From the sociologist’s viewpoint, the people calling Christians “intolerant” then beat people who disagree, so where is the intolerance? And, when the 2% claim to be more than 10% or 15% or 40%, all numbers I have heard from the gay community, who are the liars then? When the head of education for the State of California claims that schools will not be taught about gay marriage because schools don’t teach about marriage but his website contradicts this as every parent knows, who is lying to whom?
From a moralists viewpoint, should we be surprised when someone who commits sexual immorality are immoral in other areas, willing to kill other for pleasure, which is what the spreading of HIV is, or the felony violence against moral people, or the lies they directly and willingly participate in on public advertisements?
From the jurists viewpoint, when the law giver is also the judge, he has given fair warning of how to behave and what to do as well as what not to do in moral laws written on our hearts, is it any surprise that when significant violation of the moral rules are experienced, the law giver/jurist judges the offender?
Judgment is his to give out. That is, he is the one to condemn in the final judgment day (“condemnation”), however, using discretion and good judgment to understand that the rules are there for a purpose and ought to be followed is indeed our job to rightly discern right and wrong behavior. To call sin, sin, for to do otherwise is to be deceived and lie to ourselves and others about truth. And, yes, legislation is the method we use in civics to describe the kinds of behaviors we want to see in our culture (the acting out of the belief system (“cult”) which dominates a society) and which we do not want to see in our culture.

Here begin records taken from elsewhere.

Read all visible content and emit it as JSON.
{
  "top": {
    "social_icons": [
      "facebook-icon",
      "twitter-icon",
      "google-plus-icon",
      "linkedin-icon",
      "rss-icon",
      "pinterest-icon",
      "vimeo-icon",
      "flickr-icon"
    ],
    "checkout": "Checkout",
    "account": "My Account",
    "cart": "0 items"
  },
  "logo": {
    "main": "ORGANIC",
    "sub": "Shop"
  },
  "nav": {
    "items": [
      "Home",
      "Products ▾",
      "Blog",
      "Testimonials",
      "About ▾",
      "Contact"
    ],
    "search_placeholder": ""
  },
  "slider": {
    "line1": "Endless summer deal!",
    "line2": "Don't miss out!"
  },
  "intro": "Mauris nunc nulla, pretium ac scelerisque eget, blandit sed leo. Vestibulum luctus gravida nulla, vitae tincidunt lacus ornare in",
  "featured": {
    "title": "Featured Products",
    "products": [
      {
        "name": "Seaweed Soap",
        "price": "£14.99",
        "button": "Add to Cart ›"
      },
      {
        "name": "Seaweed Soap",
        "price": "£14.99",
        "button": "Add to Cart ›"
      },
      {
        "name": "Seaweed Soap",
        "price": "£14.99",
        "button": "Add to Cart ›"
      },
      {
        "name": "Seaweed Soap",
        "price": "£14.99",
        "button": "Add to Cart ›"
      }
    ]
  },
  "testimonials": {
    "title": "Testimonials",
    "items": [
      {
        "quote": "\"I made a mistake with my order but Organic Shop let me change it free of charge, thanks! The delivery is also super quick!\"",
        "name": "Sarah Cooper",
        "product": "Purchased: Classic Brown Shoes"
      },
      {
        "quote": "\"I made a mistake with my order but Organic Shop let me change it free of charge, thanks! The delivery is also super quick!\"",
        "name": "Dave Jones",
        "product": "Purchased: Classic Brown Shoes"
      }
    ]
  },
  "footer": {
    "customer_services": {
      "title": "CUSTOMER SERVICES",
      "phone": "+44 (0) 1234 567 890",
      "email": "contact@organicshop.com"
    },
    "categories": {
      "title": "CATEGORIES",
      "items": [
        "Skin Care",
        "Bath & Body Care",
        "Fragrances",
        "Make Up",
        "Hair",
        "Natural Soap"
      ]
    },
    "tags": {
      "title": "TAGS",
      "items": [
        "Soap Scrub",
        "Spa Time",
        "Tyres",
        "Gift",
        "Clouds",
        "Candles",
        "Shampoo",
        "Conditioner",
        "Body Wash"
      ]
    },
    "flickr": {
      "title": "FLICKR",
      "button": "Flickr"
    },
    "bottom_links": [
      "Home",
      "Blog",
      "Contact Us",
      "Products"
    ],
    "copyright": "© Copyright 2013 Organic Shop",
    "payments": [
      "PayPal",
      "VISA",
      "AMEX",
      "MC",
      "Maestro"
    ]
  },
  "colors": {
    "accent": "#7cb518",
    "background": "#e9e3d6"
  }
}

Yes, you do indeed dictate morality by legislation, that is what legislation is, what is why it says, do not rape, murder, steal, abuse, and so on. These are moral rules written into laws to preserve our culture and prevent anarchy.


 
Response from : jonathan blake  

November 18, 2008 5:49 PM
 

i appreciate your appraoch in response to the topic. your right the culture should be created by the churchand sustained by the love of christ,not provoking meen to anger,but able to receive through a soft answer.


 
Response from : jonathan blake  

November 19, 2008 8:43 AM
 

i appreciate your appraoch in response to the topic. your right the culture should be created by the churchand sustained by the love of christ,not provoking meen to anger,but able to receive through a soft answer.